La parole est à M. Guy Fischer, auteur de la motion.
M. Guy Fischer. Monsieur le président, monsieur le ministre, mes chers collègues, cette question préalable n'est pas notre dernière bataille, car, de toute évidence, nous continuerons à lutter contre ce projet de loi.
Le volet anti-licenciement de la loi du 17 janvier 2002, dite de modernisation sociale, a d'emblée fait l'objet de vives critiques, d'oppositions résolues du MEDEF et de la droite.
Reprenant les thèmes chers au MEDEF, développés dans l'appel de cinquante-six grands patrons, vous avez alors dénoncé les dangers d'un « texte de circonstance », « improvisé pour des raisons politiques », « jouant contre l'emploi », « facteur d'insécurité juridique ». Tout cela a été rappelé aujourd'hui.
Dans son ensemble, l'opposition d'alors avait annoncé qu'en cas d'alternance politique elle reviendrait sur le dispositif en vigueur en matière de licenciement. Nous y sommes ! Le candidat Président de la République Jacques Chirac fixait la méthode : un droit de saisine préalable des partenaires sociaux sur toute initiative législative dans le domaine social.
Depuis la censure par le Conseil constitutionnel, saisi à votre demande, d'une disposition clé de cette loi très controversée portant nouvelle définition du licenciement économique, le patronat n'a eu de cesse d'agir pour que l'ensemble des autres dispositions de cette loi soient purement et simplement abrogées, car elles constituent des handicaps pour les entreprises dans la mesure où elles sont contraires à la loi du marché.

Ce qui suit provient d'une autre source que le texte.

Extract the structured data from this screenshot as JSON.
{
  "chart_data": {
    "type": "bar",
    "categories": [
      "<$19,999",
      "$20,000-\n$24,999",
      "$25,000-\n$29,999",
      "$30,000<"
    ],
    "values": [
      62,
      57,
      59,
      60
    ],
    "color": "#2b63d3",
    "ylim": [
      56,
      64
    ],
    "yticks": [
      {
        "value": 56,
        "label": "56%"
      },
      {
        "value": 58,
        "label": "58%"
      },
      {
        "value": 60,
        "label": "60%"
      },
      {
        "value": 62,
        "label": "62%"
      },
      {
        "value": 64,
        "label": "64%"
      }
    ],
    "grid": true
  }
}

L'institution nouvelle d'un médiateur tiers à l'entreprise, la distinction claire pour les entreprises soumises à l'obligation d'établir un plan de sauvegarde de l'emploi entre la procédure diligentée dans le cadre du livre III et celle qui fut diligentée dans le cadre du livre IV, renforçant de fait les prérogatives des représentants du personnel en ce qui concerne le projet de restructuration, ont cristallisé les griefs.
Les arguments développés contre la loi de modernisation sociale voilà un an sont resservis à l'identique aujourd'hui.
Vous vous contentez d'affirmer, monsieur le ministre, sans jamais le démontrer, d'ailleurs, que le texte incriminé allongerait démesurément les procédures, pénaliserait les entreprises et réduirait l'attractivité du site France.
Or la fragilité de la loi de modernisation sociale tient justement au fait que, pour l'essentiel, ses dispositions n'ont pu trouver à s'appliquer faute de décret. C'est vrai pour le médiateur, dont l'objet est de rapprocher les points de vue du chef d'entreprise et du comité d'entreprise sur le projet de restructuration et de compression d'effectif, puisque vous n'avez pas officialisé la liste des médiateurs potentiels. C'est également vrai de l'obligation de réindustrialisation des bassins d'activité, des sites totalement ou partiellement fermés.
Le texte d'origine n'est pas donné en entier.